In the end, everyone agrees, leadership and facilitation on the part of healthcare IT leaders, especially CIOs and CMIOs, and leaders of imaging informatics, will be a very important element in transforming radiological practice, as the entire U.S. healthcare system undergoes transformation. And the facilitation of practice transformation that they can participate in will in turn reduce some of the stressors that radiologists face as all the policy, payment, business, and medical-technological changes continue to impact them at the same time.
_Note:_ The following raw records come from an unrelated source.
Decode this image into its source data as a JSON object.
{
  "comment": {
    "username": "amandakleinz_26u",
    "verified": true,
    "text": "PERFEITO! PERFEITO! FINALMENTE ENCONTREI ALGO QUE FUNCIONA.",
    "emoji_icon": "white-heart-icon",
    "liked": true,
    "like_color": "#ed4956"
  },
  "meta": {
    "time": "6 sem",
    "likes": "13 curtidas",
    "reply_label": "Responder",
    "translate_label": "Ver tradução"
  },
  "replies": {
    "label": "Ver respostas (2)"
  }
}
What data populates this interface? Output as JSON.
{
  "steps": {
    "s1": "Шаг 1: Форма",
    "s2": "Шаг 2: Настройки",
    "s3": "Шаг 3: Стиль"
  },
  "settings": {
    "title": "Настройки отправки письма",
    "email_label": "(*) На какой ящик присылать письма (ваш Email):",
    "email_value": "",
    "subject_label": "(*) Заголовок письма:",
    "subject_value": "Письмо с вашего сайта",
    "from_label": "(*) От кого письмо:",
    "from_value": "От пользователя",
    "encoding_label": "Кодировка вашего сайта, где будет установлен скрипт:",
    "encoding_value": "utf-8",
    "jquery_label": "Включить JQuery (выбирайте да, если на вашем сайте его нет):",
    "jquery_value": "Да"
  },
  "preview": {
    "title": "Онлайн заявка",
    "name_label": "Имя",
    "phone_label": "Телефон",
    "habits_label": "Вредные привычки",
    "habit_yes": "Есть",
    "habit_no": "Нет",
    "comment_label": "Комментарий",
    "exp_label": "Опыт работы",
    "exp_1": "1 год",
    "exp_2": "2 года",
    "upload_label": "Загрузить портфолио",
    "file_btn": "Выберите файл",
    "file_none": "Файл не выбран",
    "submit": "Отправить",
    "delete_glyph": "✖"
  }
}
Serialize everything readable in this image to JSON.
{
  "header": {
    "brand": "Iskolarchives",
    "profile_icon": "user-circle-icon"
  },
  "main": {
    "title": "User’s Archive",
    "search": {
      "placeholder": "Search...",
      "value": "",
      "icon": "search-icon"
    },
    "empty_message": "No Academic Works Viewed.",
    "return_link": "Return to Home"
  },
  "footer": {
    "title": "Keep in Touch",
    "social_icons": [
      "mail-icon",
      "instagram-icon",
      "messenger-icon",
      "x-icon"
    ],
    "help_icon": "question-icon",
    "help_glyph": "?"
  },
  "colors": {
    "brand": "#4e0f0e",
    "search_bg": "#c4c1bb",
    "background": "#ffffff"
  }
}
Within the next decade, as the entire landscape of radiology practice undergoes profound transformation, the facilitation into healthcare IT change that healthcare IT leaders can help lead, really will make an enormous difference—to radiologists themselves, to their colleagues the referring physicians, to all the other clinicians and the staff people they work with, to the hospitals, medical groups, and health systems in which they are embedded—and ultimately, to their patients and communities. Meanwhile, this train of transformational change has already pulled out of the station, everyone agrees—and it’s time to get on quickly.